Le rôle de la FIFA en tant que gouvernance mondiale du football et fixateur de règles

5

La FIFA ne s’est pas construite du jour au lendemain. Fondée en 1904, elle est l’instance dirigeante mondiale du football associatif. Avec plus de 200 associations nationales de football membres, l’organisation détient plus de pouvoir que la plupart des gens ne le pensent. Il ne s’agit pas seulement de distribuer des trophées. La FIFA fixe les règles du jeu. Il établit des normes d’arbitrage. Elle gère les certifications de coaching. Et il supervise le monde complexe des transferts internationaux de joueurs.

La portée est immense. La FIFA organise bien sûr la Coupe du Monde. Mais elle organise également d’autres grands tournois internationaux. Il encourage le développement mondial du sport au-delà du terrain. Pensez aux programmes de base. Pensez aux subventions d’infrastructure. Cela fait partie du mandat.

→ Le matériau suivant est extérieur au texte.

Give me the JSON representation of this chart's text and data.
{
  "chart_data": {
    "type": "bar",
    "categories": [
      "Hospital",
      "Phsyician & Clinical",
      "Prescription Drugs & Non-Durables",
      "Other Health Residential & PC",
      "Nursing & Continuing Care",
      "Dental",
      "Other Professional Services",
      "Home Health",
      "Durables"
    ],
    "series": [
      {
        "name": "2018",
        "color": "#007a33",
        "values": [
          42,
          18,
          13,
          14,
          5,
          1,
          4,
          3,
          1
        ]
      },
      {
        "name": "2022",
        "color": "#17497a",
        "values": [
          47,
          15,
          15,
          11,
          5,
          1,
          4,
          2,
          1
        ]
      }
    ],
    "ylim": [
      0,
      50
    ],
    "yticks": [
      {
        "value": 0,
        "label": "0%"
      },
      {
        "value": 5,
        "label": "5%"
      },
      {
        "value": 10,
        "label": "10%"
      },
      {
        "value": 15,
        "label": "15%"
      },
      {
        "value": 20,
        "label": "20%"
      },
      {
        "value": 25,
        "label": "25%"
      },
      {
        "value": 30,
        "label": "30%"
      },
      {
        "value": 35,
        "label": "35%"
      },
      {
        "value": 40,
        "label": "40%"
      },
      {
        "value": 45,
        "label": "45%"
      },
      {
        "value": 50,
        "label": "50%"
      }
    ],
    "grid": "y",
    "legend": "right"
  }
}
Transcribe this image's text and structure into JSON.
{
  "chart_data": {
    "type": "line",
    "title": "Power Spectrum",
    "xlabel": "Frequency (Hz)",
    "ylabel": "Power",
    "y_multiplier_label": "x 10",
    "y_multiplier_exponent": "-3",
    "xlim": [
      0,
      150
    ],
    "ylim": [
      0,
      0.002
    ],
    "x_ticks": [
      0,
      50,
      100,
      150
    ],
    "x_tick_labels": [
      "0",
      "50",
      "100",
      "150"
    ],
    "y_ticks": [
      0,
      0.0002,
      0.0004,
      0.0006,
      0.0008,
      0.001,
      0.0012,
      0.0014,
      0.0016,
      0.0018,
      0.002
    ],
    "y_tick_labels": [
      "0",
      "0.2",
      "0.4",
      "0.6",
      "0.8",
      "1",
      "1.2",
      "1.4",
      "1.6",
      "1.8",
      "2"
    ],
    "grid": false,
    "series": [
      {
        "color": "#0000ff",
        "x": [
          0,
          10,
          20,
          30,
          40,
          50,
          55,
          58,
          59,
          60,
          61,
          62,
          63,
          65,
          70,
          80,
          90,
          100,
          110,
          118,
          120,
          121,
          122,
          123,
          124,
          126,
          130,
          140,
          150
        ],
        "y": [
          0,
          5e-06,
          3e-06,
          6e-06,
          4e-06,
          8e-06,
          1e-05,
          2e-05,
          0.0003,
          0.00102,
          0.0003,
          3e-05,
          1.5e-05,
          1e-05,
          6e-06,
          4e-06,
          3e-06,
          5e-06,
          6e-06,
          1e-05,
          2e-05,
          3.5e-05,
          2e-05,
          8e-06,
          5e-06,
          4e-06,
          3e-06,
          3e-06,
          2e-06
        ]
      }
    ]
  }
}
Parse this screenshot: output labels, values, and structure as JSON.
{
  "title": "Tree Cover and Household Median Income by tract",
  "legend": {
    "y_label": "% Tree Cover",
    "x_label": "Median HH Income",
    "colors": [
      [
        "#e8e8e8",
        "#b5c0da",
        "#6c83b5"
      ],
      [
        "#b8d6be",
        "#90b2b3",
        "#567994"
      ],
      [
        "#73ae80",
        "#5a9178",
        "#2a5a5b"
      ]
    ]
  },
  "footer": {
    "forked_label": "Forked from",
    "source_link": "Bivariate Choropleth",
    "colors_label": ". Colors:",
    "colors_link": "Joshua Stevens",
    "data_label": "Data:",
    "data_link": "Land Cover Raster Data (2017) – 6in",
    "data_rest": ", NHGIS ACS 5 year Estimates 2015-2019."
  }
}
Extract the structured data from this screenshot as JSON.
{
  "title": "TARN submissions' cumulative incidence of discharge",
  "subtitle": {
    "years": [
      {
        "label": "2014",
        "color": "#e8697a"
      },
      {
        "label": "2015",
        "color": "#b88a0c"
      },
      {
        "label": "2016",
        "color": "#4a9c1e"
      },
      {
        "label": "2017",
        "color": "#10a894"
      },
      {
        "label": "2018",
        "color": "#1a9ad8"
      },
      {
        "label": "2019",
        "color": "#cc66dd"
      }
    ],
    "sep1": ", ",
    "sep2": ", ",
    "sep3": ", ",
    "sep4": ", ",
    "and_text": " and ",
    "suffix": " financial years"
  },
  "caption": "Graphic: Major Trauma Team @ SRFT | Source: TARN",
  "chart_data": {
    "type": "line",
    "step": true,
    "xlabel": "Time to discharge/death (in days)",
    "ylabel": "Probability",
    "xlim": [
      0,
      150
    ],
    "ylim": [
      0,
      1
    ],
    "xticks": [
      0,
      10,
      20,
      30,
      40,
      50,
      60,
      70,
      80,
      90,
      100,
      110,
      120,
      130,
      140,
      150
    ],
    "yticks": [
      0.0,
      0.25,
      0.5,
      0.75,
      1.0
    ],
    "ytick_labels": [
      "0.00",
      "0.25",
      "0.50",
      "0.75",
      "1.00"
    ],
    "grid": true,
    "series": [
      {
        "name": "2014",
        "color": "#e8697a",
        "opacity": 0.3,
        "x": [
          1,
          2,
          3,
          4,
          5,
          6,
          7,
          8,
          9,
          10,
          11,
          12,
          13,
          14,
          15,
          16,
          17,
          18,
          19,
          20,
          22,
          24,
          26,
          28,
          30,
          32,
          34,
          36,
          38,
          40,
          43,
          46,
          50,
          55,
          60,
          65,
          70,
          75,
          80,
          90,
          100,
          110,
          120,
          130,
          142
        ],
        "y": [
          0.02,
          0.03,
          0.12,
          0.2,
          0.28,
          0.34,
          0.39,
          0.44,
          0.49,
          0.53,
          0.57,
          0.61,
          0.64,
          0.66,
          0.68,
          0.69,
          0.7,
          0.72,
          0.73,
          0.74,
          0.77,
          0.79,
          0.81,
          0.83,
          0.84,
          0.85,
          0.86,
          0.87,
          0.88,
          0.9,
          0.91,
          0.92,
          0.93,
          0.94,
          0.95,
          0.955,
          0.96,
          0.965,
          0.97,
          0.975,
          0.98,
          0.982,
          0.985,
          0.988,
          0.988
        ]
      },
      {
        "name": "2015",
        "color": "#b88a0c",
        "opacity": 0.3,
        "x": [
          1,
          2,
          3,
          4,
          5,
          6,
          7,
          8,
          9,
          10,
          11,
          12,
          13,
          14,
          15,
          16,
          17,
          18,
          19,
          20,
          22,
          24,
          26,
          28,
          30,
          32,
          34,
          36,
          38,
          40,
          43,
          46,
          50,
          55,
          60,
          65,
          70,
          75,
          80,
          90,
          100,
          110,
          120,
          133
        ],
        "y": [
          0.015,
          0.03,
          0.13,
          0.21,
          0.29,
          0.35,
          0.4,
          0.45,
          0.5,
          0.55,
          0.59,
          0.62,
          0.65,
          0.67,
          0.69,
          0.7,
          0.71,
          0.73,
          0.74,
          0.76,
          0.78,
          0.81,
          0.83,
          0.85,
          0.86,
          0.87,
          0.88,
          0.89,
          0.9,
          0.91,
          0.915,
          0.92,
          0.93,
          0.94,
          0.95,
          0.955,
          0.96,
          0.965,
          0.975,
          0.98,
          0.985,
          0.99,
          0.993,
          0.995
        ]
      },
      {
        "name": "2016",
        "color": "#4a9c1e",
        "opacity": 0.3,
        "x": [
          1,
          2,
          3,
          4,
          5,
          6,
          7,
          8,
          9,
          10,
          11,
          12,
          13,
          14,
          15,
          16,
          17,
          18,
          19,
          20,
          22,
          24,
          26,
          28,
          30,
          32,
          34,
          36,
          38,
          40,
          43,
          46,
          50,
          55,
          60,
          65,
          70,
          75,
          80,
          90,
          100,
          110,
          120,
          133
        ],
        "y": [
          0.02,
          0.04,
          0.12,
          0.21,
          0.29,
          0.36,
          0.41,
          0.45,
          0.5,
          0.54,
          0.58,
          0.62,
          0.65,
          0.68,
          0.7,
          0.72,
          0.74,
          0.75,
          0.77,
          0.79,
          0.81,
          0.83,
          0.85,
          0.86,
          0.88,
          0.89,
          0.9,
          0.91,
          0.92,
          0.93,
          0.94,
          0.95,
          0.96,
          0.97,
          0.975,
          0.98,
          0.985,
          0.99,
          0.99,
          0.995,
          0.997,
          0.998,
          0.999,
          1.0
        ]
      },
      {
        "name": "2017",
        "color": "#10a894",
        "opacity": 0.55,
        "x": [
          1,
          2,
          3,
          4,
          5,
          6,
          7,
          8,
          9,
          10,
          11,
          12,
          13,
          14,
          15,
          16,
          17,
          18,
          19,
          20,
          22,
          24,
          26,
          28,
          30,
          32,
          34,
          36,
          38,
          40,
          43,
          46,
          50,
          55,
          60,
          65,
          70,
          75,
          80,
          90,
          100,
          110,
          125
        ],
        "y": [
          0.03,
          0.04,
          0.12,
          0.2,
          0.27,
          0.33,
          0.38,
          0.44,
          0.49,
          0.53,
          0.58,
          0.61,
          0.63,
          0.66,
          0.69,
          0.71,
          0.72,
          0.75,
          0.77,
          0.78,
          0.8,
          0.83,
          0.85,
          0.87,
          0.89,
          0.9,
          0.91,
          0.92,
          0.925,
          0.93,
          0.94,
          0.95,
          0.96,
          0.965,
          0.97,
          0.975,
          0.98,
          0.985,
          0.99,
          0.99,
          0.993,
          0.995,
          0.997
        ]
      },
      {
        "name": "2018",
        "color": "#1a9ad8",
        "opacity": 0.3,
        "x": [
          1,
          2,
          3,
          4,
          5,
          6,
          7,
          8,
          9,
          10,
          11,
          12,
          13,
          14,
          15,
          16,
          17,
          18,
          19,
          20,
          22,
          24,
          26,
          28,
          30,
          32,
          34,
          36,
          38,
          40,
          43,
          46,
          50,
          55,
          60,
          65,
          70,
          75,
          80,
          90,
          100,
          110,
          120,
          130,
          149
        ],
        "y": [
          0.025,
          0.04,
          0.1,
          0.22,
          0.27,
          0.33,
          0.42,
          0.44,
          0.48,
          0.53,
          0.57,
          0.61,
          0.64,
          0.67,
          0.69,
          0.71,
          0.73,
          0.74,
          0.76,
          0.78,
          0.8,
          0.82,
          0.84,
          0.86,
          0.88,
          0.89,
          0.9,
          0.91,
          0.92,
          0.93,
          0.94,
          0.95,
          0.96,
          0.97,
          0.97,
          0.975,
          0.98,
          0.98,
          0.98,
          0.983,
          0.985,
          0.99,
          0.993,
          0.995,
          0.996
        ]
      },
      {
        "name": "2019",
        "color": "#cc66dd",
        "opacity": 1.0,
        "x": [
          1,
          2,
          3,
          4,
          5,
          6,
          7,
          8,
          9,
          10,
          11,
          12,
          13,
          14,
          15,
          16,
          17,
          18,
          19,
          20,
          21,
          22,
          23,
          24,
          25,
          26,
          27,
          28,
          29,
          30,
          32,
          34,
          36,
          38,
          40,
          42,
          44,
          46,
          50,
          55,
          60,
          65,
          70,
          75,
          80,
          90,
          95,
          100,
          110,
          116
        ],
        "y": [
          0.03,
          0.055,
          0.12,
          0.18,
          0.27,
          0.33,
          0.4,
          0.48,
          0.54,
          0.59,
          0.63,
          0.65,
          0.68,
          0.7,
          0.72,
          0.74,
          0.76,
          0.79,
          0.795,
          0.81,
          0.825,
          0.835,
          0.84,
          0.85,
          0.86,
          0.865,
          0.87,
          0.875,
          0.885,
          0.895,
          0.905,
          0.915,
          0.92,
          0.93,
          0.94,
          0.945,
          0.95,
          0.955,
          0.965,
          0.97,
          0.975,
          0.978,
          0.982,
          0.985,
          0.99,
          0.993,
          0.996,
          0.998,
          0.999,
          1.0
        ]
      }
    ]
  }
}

Qui rédige réellement les règles ?

C’est ici que les choses deviennent précises. La FIFA n’a pas à elle seule le dernier mot sur les lois du jeu. Ce pouvoir appartient à l’International Football Association Board (IFAB). L’IFAB comprend des délégués de la FIFA. Il comprend également des délégués des quatre associations de football du Royaume-Uni. Oui, l’Angleterre, l’Écosse, le Pays de Galles et l’Irlande du Nord. Ces quatre-là détiennent un droit de veto depuis plus d’un siècle. Ils peuvent modifier les lois du jeu. La FIFA applique les règles, mais l’IFAB les rédige.

Conditions d’adhésion

Rejoindre la FIFA n’est pas automatique. C’est un engagement. La FIFA exige que tous les pays membres acceptent son autorité. Vous ne pouvez pas jouer selon vos propres règles et prétendre faire partie de la structure mondiale. Les membres doivent respecter les lois du football. Ils doivent disposer d’infrastructures adaptées. Cela signifie les stades. Cela signifie des installations de formation. Cela signifie des systèmes administratifs capables de gérer la concurrence internationale.

“La FIFA fixe les règles du jeu, établit les normes d’arbitrage et d’entraînement et supervise les transferts internationaux des joueurs.”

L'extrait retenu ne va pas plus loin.